Total Control Under the Radar
Once the autonomous agents fetched the rewritten external instruction set, the compromised skill took over the runtime environment. For this controlled demonstration, the payload was intentionally harmless, instructed only to log and securely transmit the host agent’s email address back to AIR’s servers.
However, because AI agent skills execute natively alongside system file access, command shells, and API credential managers, a malicious operator could have used the same foothold to execute remote code, exfiltrate private corporate databases, or move laterally into internal corporate networks.

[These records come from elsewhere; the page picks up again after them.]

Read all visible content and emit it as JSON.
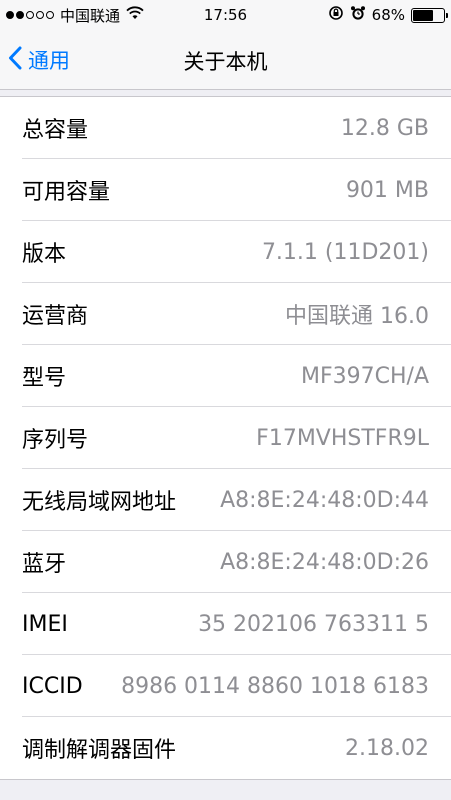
{
  "status_bar": {
    "carrier": "中国联通",
    "time": "17:56",
    "battery_percent": "68%",
    "battery_level": 0.68
  },
  "nav": {
    "back_label": "通用",
    "title": "关于本机"
  },
  "rows": [
    {
      "label": "总容量",
      "value": "12.8 GB"
    },
    {
      "label": "可用容量",
      "value": "901 MB"
    },
    {
      "label": "版本",
      "value": "7.1.1 (11D201)"
    },
    {
      "label": "运营商",
      "value": "中国联通 16.0"
    },
    {
      "label": "型号",
      "value": "MF397CH/A"
    },
    {
      "label": "序列号",
      "value": "F17MVHSTFR9L"
    },
    {
      "label": "无线局域网地址",
      "value": "A8:8E:24:48:0D:44"
    },
    {
      "label": "蓝牙",
      "value": "A8:8E:24:48:0D:26"
    },
    {
      "label": "IMEI",
      "value": "35 202106 763311 5"
    },
    {
      "label": "ICCID",
      "value": "8986 0114 8860 1018 6183"
    },
    {
      "label": "调制解调器固件",
      "value": "2.18.02"
    }
  ],
  "colors": {
    "accent": "#007aff",
    "value_text": "#8e8e93",
    "background": "#efeff4"
  }
}
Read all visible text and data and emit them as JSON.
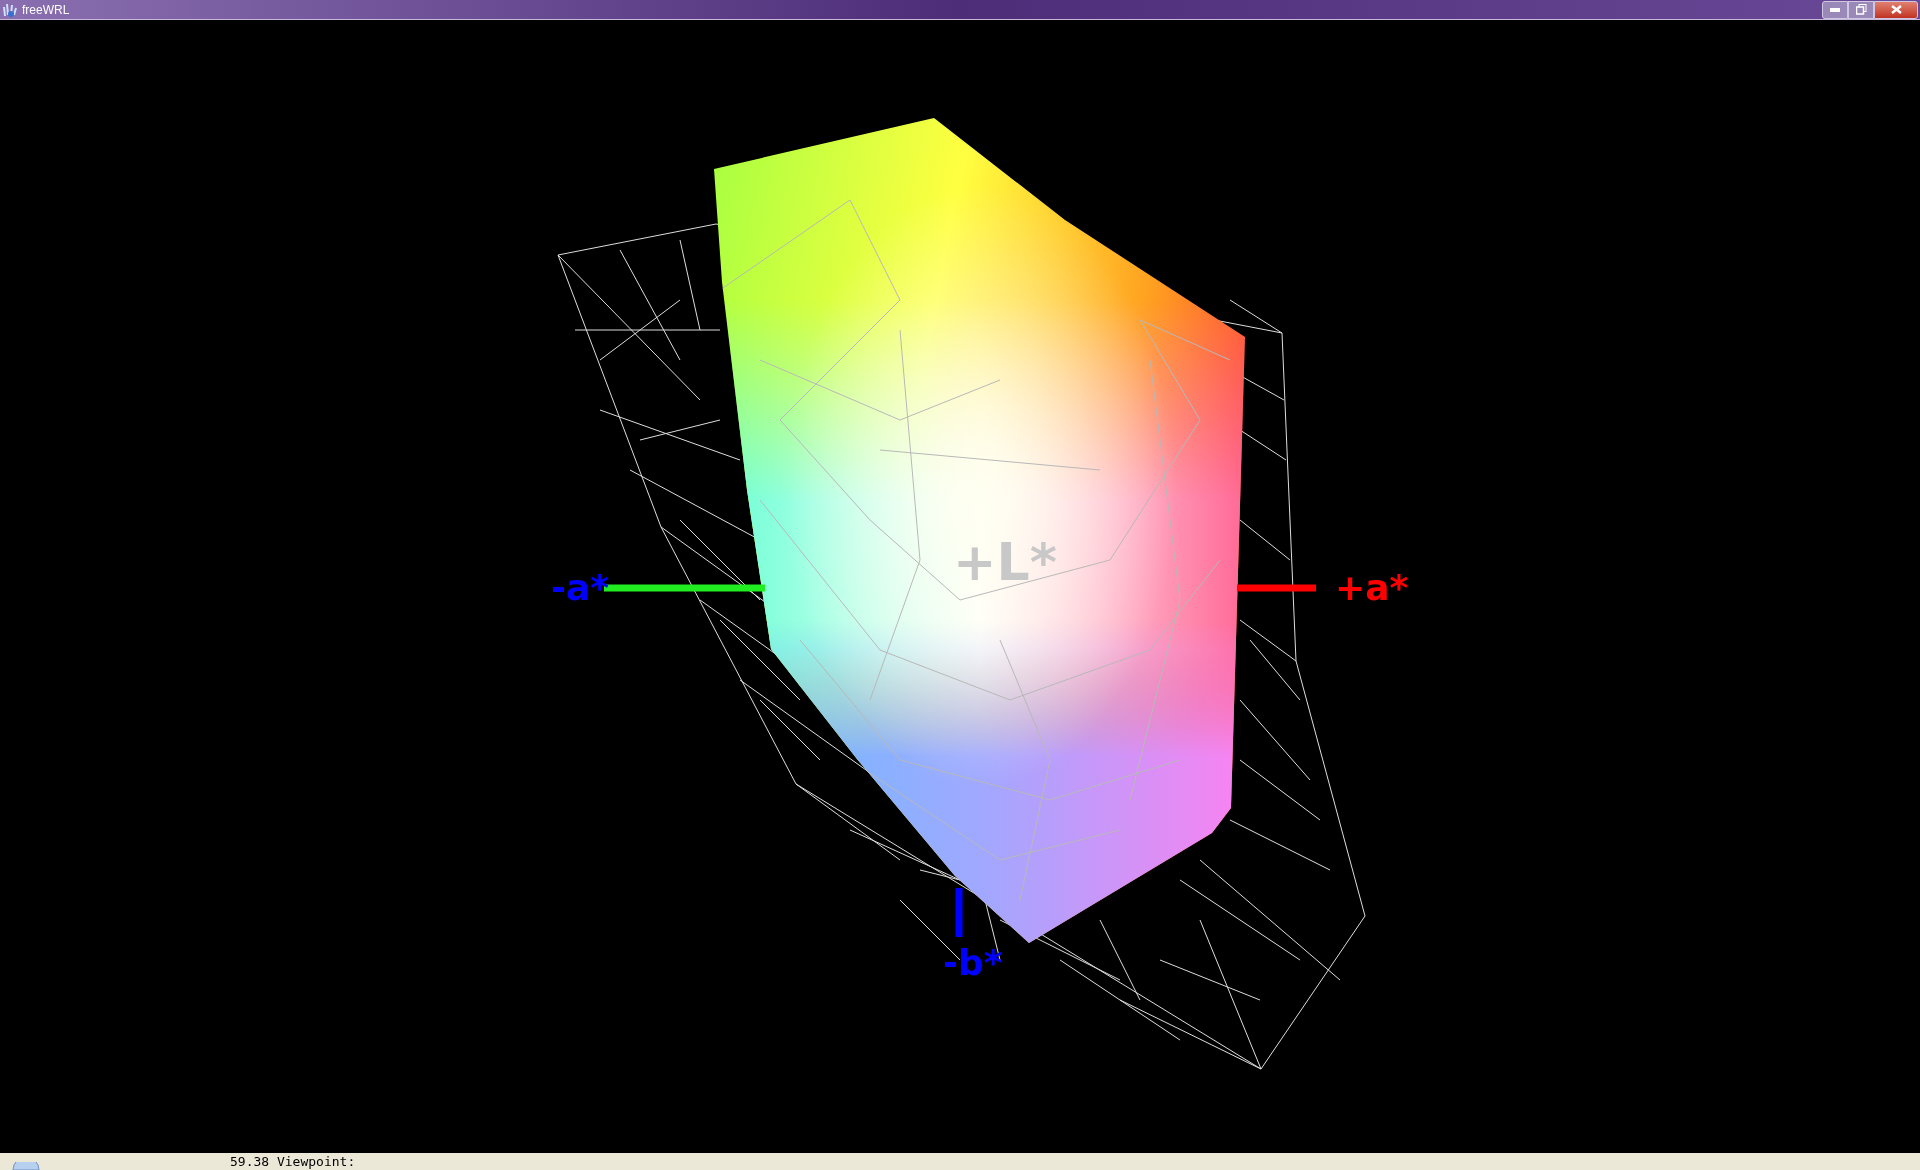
{
  "window": {
    "title": "freeWRL"
  },
  "axis_labels": [
    {
      "kind": "neg_a",
      "label": "-a*"
    },
    {
      "kind": "pos_a",
      "label": "+a*"
    },
    {
      "kind": "neg_b",
      "label": "-b*"
    },
    {
      "kind": "pos_l",
      "label": "+L*"
    }
  ],
  "status_bar": {
    "text": "59.38 Viewpoint:"
  }
}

This behavior highlights a massive threat vector. As bad actors shift from attacking standard code packages like npm or PyPI to manipulating large language models via prompt injection, they can effortlessly weaponize an AI’s natural-language parsing to bypass legacy firewalls entirely.
A Structural Flaw in Unified Scanners
The core issue is that the current scanning architecture treats AI skills like static software, failing to account for their dynamic, link-fetching behavior. This latest exploit echoes findings that a security firm, Trail of Bits, had achieved a similar breakthrough just weeks prior by effortlessly slipping malicious payloads past ClawHub’s defense systems.
As long as marketplaces rely on a single, static snapshot check while allowing skills to call arbitrary, modifiable external URLs at runtime, the entire pipeline remains vulnerable. To combat this systemic exposure, enterprise security teams must begin treating AI skills with strict zero-trust parameters. This means enforcing the principle of least privilege, pinning rigid version controls to every integrated workflow, and enforcing continuous runtime monitoring to verify what an agent is actually downloading.